Şimdi, düzeltilmesi gerekli olan konular elbet olabilir, onun yeri burası. Bir de, hakikaten yapılmış olan şeyler neye göre yapılmış, ona bir bakmamız lazım. Turizm merkez alanı ne demektir, Turizm Bakanlığı, merkez alanını nasıl çıkarır. Herhalde, kamuoyuna anlatıldığı kadarıyla, İbrahim Gürdal oturdu, işte şurayı turizm merkez alanı yapın, şurayı turizm merkez alanı yapın dedi, böyle anlatılıyor.
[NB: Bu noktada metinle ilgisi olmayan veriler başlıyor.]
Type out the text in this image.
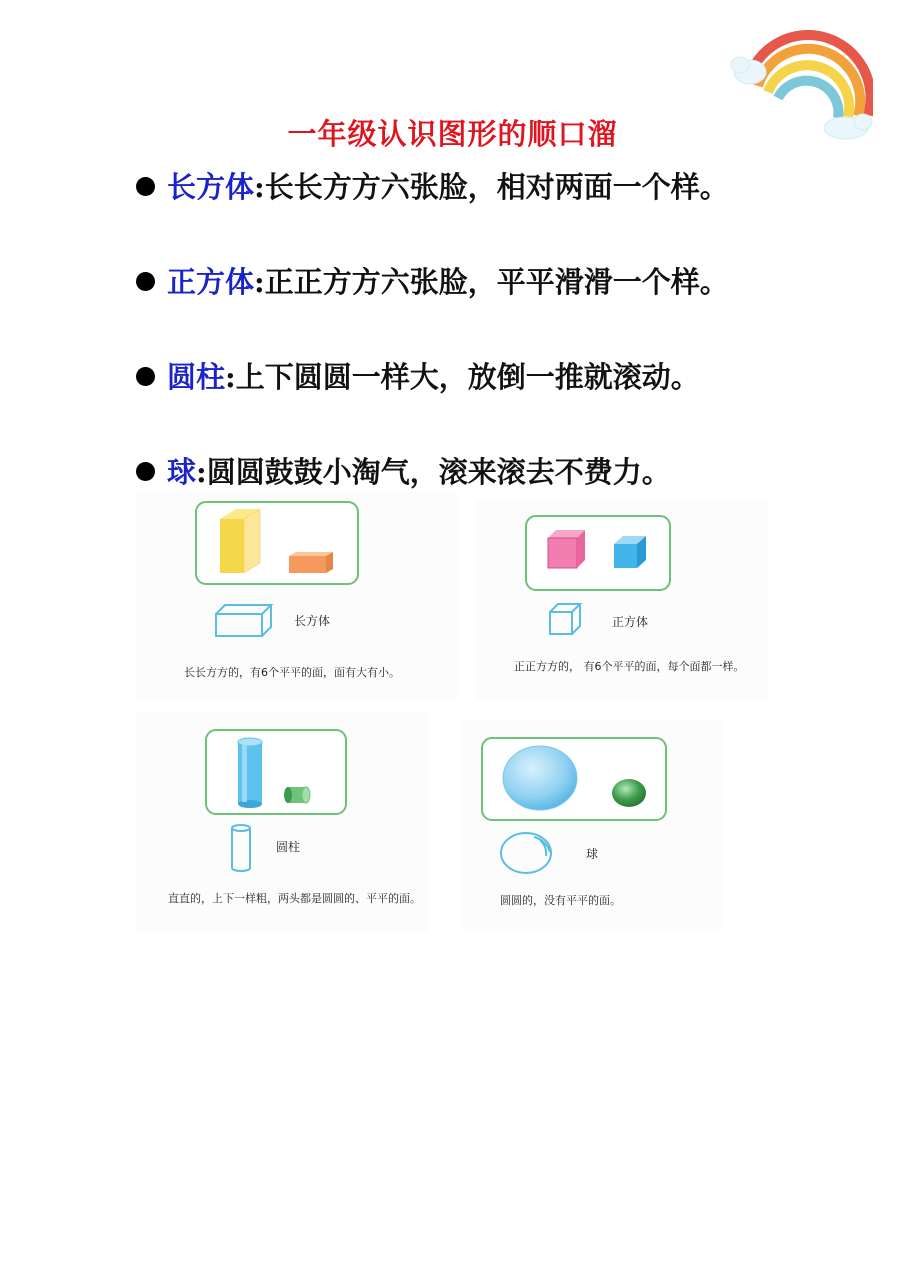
一年级认识图形的顺口溜
长方体:长长方方六张脸，相对两面一个样。
正方体:正正方方六张脸，平平滑滑一个样。
圆柱:上下圆圆一样大，放倒一推就滚动。
球:圆圆鼓鼓小淘气，滚来滚去不费力。
长方体
长长方方的，有6个平平的面，面有大有小。
正方体
正正方方的， 有6个平平的面，每个面都一样。
圆柱
直直的，上下一样粗，两头都是圆圆的、平平的面。
球
圆圆的，没有平平的面。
Bu olmaz, bu, insafsızlık. Neden; turizm merkez alanı olabilmesi için, turizm merkez alanı olacak yerlerin müracaatı yapılıyor; bu, ben gelmeden önce yapılmış. Bu müracaatlar içinde şahısların kendi arazileri için müracaatı var, neden; belediyeye gidip ben oraya konut yapmayacağım, otel yapacağım dediği zaman; belediye, ben oraya otel yaptırtmam diyor. Sebeplerden dolayı diyebilir; çünkü, bunların içinden bir tanesi de, mesela İstanbul. İstanbul dört senedir, dört yıldızlı ve beş yıldızlı otelde yatak üstüne yatak koyamamış. Niye... Belirli konuları var. İşte, SİT alanı olan yerler var, Boğaziçinin yeşil koruma alanları var... Bunlar da kanun kapsamı dahilinde; bunlara hayır demiyoruz. Bizim, bu müracaatlarla ilgili önümüze de bakmamız lazım, proje de yapmamız lazım, 2000’li yıllarda, 2005 yılında Türkiye’nin turistik kapasiteli yatak sayısı ne olmalıdır, ne yapmalıyız? Gelirlerimiz de var. Artık, bizde turizm dediğimiz zaman, kıyı kenar çizgisinden 500 metre içeriye kadar, deniz, doğa, kumsal, güneş... Bu, turizm olmaktan çıktı demiyorum; ama, bu, bizim varlarımızdan bir tanesi. Oniki aya yayabileceğimiz kadar da korkunç bir turizm hazinesi var elimizde. Dinler tarihine beşiklik yapmış bir ülkenin adı Türkiye. Devletler tarihine beşiklik yapmış bir ülkenin adı Türkiye. Vatikan’ın vaki davetleri var. Bu davetlerde, Türkiye’de vazgeçilmez ilk 7 kiliselerinde hac faraziyelerini yerine getireceklerini söylüyorlar. Bunun için, Türkiye, 2000’li yıllarda, bunlardan, inanç turizminden bir pay alacaksa, bizim otel yapmamız lazım. Gelenleri, ağırlayıp, akşam evinize gidin yatın deme gibi bir hakkımız yok. Ee, ne yapacağız biz? Şahıslar belirli yeri yapamazsa, devletin yapacağı, turizm tahsis alanlarına çıkma konusu veya turizm merkez alanı ilan etme konusu... Bu konuyla ilgili müracaatlar Turizm Bakanlığında tek başına değerlendirilmiyor. Bakın, şimdi, teklifler hangi bakanlıklara gidiyor...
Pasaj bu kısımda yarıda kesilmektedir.